O secretário de Fazenda Décio Padilha, que nos últimos quatro anos coordenou as ações para a volta ao Capag B. acredita que o próximo governador terá todas as condições de desenhar um programa de governo de impacto o que, devido ao período 2015 a 2018, Paulo Câmara não pôde. Especialmente pela queda do PIB em 2015 e 2016 durante o segundo governo Dlma Rousseff. Além do fato de que 51% das dividas contraídas no governo Eduardo Campos terem sido feitas em dólar que, entre 2015 e 2021 teve atualização de 42,9%.
Paulo Câmara deve mesmo entregar o caixa de Pernambuco numa situação muito melhor que encontrou. Mas o que o próximo governador deve pensar é: o que eu posso fazer com isso?
É importante observar que o Estado tem enorme dificuldade de propor uma meta estratégica para uma ou duas décadas como ente subnacional. E de tornar claro à sociedade onde deseja e como deseja se apresentar nacionalmente no futuro.
Sem um objetivo claro sobre seus grandes para o futuro como Estado e sem que isso esteja posto para as equipes em todos os níveis, o que tem sobrado em termos de imagem geral é que somos muito bons de contas, muito sérios em cumprir nossos compromissos como devedor, que respeitamos todos os programas de ajuste fiscal ao qual somos submetidos, mas que ao final não colocamos claramente os objetivos regional e nacional.
Também parece claro que isso acontece num Estado que tem números de desempenho de grandes projetos muito interessantes (em uma década praticamente mudamos nossa planta industrial, concentrada em alimentos e na agroindústria canavieira) para um pacote de investimentos privados que trouxe ao Estado uma planta automobilística, uma refinaria, uma planta petroquímica, um estaleiro, um parque de distribuição de veículos e um conjunto de investimentos em energia renováveis que nos coloca entre os cinco maiores em termos de projetos no Brasil em futura produção de energia solar e eólica.

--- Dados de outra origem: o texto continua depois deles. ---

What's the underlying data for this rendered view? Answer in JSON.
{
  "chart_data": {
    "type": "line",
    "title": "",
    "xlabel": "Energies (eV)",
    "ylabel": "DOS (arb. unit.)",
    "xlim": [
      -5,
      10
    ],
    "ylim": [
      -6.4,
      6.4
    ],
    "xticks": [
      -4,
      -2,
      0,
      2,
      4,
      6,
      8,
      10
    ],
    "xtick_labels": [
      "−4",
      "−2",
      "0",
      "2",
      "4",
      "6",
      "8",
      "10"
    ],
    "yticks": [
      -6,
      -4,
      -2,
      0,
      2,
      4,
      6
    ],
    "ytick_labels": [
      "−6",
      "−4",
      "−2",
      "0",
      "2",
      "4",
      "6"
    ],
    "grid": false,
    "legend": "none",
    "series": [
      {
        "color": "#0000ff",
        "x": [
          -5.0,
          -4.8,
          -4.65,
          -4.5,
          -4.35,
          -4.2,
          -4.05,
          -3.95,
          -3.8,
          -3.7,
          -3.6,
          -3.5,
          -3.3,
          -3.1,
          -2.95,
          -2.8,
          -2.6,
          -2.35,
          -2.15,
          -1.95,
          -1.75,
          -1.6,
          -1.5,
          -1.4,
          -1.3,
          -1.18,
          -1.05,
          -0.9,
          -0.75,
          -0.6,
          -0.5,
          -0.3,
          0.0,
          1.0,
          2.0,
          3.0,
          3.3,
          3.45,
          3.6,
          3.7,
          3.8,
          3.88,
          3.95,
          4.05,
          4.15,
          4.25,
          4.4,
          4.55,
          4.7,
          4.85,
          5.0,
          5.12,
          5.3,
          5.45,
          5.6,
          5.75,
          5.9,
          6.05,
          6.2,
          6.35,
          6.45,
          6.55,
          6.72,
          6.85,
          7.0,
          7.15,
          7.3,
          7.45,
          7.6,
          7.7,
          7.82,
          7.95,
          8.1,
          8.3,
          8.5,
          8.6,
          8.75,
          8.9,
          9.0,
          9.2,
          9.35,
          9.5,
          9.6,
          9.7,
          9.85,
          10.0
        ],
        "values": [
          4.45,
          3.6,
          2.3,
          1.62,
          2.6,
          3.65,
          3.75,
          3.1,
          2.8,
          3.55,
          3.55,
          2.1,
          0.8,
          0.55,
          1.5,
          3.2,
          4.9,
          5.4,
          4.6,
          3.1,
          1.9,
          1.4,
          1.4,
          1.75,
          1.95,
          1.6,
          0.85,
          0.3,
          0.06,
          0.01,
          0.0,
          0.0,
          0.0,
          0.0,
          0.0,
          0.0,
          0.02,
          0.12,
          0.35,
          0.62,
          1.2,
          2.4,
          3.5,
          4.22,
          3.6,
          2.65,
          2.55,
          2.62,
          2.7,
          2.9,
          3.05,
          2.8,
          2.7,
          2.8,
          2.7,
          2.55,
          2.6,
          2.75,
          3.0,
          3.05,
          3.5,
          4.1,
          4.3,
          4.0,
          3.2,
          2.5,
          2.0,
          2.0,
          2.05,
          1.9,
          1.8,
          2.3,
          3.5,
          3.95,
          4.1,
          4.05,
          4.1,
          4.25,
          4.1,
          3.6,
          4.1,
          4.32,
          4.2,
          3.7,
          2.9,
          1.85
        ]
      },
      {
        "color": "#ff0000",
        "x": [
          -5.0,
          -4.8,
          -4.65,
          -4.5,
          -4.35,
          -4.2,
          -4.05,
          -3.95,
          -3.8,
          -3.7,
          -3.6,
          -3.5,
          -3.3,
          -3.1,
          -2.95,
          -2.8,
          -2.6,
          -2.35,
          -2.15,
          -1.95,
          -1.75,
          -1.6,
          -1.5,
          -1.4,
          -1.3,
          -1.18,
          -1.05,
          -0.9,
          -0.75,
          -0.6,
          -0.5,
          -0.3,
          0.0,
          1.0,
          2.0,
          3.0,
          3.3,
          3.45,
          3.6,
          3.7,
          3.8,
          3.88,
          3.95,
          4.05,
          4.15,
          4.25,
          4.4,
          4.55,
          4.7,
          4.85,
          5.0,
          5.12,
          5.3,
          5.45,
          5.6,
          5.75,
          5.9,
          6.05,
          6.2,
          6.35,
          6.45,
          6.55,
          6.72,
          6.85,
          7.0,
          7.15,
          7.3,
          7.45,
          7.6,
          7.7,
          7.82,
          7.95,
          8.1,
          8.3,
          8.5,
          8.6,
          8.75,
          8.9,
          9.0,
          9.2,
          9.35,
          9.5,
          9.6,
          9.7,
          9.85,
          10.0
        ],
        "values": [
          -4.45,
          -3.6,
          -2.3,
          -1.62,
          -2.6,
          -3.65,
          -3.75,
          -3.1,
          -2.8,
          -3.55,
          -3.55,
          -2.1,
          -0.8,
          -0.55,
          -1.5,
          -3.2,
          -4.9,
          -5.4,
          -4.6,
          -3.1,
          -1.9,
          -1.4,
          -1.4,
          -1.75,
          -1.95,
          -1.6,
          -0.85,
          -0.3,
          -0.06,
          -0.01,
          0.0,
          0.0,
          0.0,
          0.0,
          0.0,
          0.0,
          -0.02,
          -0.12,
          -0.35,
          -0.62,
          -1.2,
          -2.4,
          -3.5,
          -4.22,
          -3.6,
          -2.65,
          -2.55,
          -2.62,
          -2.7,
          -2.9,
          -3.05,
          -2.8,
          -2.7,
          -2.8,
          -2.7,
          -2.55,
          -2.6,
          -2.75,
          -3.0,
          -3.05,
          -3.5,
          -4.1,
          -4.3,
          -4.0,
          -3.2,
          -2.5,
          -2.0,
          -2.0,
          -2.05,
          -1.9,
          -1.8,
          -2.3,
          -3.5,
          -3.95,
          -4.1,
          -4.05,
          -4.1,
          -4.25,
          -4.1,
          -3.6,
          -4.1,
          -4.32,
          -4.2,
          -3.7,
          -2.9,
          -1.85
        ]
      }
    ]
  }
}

O problema é que isso simplesmente não se transformar num ativo perceptível para a sociedade pernambucana, já que o mesmo Estado carrega péssimos índices de infraestrutura, segurança pública e sistema carcerário e insegurança alimentar - o que nos coloca em posição de destaque no novo Mapa da Fome, por exemplo além de condições de pobreza a ponte de termos o segundo maior numero de inscrito no programa Auxilio Brasil no Nordeste.
No final, o que se observa é que o pacote de bons números de atividade econômica afunda nos números de seguridade social. E aí o sucesso de entregar as contas em dia serve apenas para passar a ideia de um Estado que até é um bom pagador, mas que não sabe produzir efeitos quando toma dinheiro emprestado para fazer investimentos como agente indutor do desenvolvimento.